Haha; die kann ja nicht mal Mascara auftragen.
Und wollte sie tatsächlich einen Mann, der nicht
sie selbst sah, so wie sie wirklich war, sondern eine dicke Schicht
Make-up brauchte, bevor er sie überhaupt wahrnahm?
Leider ja. Sie hatte es mit dem »wahren Selbst«
lang genug
probiert und rein gar nichts erreicht. Nullo. Wenn sie sich
aufpolieren musste, um das zu bekommen, was sie sich wünschte -
eine Familie nämlich -, dann würde sie polieren, bis sie
blinkte.
Die frisch erworbene Erkenntnis, wie altbacken sie
wirkte, lähmte sie beinahe, als sie sich zur Arbeit anzog. Diesmal
hatte sie ihre Anziehsachen nicht schon am Vorabend bereitgelegt.
Nun stand sie also vor ihrem Schrank und starrte auf die Ansammlung
langweiliger Röcke, langweiliger Blusen und langweiliger Kleider.
Sie ertrug es nicht, auch nur ein Stück davon anzuziehen, nicht
einen einzigen Tag mehr. Unschlüssig harrte sie aus, bis sie zum
allerersten Mal in ihrem Leben wirklich Gefahr lief, zu spät zur
Arbeit zu kommen. Schließlich zerrte sie ein Paar schwarze Hosen
aus dem Schrank und stieg hinein. Noch nie hatte sie Hosen zur
Arbeit angezogen, was allerdings auf ihre Fantasielosigkeit
zurückzuführen war, nicht etwa auf eine entsprechende Vorschrift.

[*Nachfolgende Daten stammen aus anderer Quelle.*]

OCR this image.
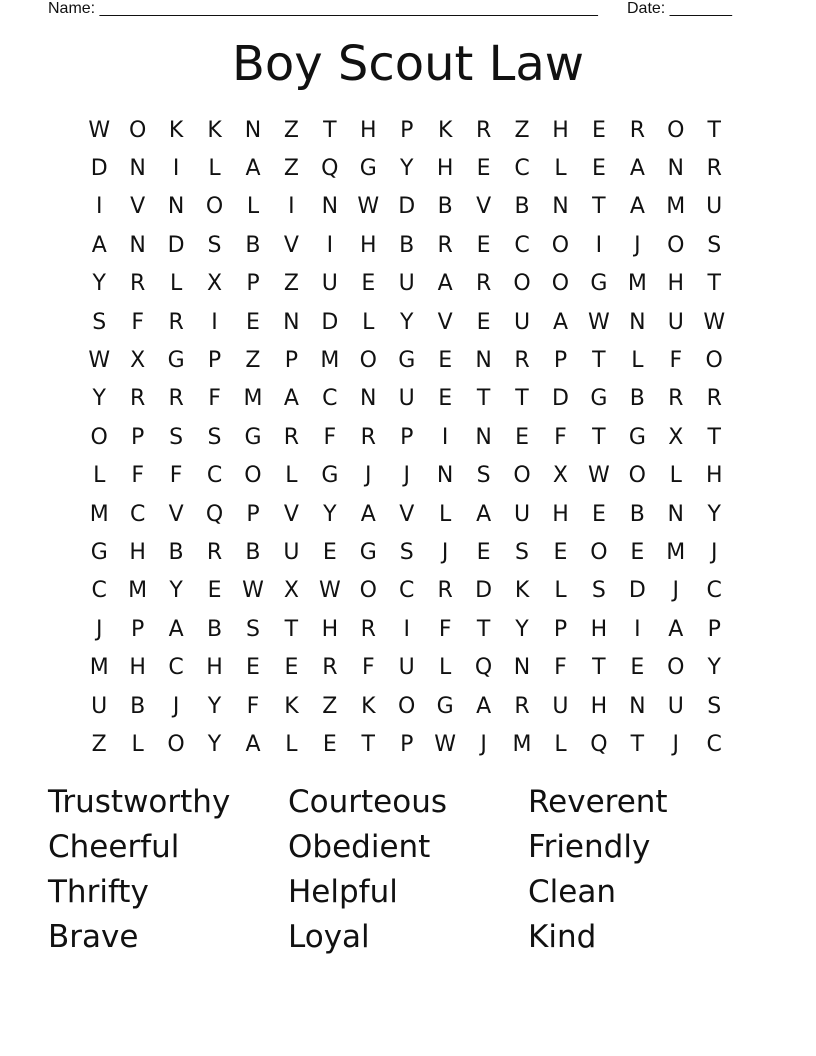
Name: ________________________________________________________ Date: _______
Boy Scout Law
W O	K	K	N	Z	T	H	P	K	R	Z	H	E	R	O	T
D N	I	L	A	Z	Q G	Y	H	E	C	L	E	A	N	R
I	V	N O	L	I	N W D	B	V	B	N	T	A M U
A	N D	S	B	V	I	H	B	R	E	C	O	I	J	O	S
Y	R	L	X	P	Z	U	E	U	A	R	O O G M H	T
S	F	R	I	E	N D	L	Y	V	E	U	A W N	U W
W X	G	P	Z	P	M O G	E	N	R	P	T	L	F	O
Y	R	R	F	M A	C	N	U	E	T	T	D G	B	R	R
O	P	S	S	G	R	F	R	P	I	N	E	F	T	G	X	T
L	F	F	C	O	L	G	J	J	N	S	O	X W O	L	H
M C	V	Q	P	V	Y	A	V	L	A	U	H	E	B	N	Y
G H	B	R	B	U	E	G	S	J	E	S	E	O	E M	J
C M	Y	E W X W O	C	R	D	K	L	S	D	J	C
J	P	A	B	S	T	H	R	I	F	T	Y	P	H	I	A	P
M H	C	H	E	E	R	F	U	L	Q N	F	T	E	O	Y
U	B	J	Y	F	K	Z	K	O G	A	R	U	H N	U	S
Z	L	O	Y	A	L	E	T	P W	J	M	L	Q	T	J	C
Trustworthy	Courteous	Reverent
Cheerful	Obedient	Friendly
Thrifty	Helpful	Clean
Brave	Loyal	Kind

Dies war ein weiterer Bruch mit ihrem alten Leben, und ihr Herz
hämmerte ebenso ängstlich wie aufgeregt. Natürlich besaß sie kein
elegantes Top, nur ihre unauffälligen, langweiligen weißen Blusen,
dennoch zog sie eine davon an und steckte den Saum in den
Hosenbund, um dann einen Gürtel umzulegen und mit den Füßen in ihre
schwarzen Halbschuhe zu schlüpfen.
Weil sie keinen prüfenden Blick in den Spiegel mehr
wagte, schnappte sie sich einfach ihre Handtasche und rannte die
Treppe hinunter.
Tante Jo zog die Brauen hoch, als sie Daisy sah,
sagte aber nichts.
»Und?«, wollte Daisy wissen, die diese schweigende
Inspektion nur noch nervöser machte.
Evelyn kam aus der Küche und nahm ihre Tochter in
Augenschein. »Nett«, urteilte sie schließlich mit einem Kopfnicken.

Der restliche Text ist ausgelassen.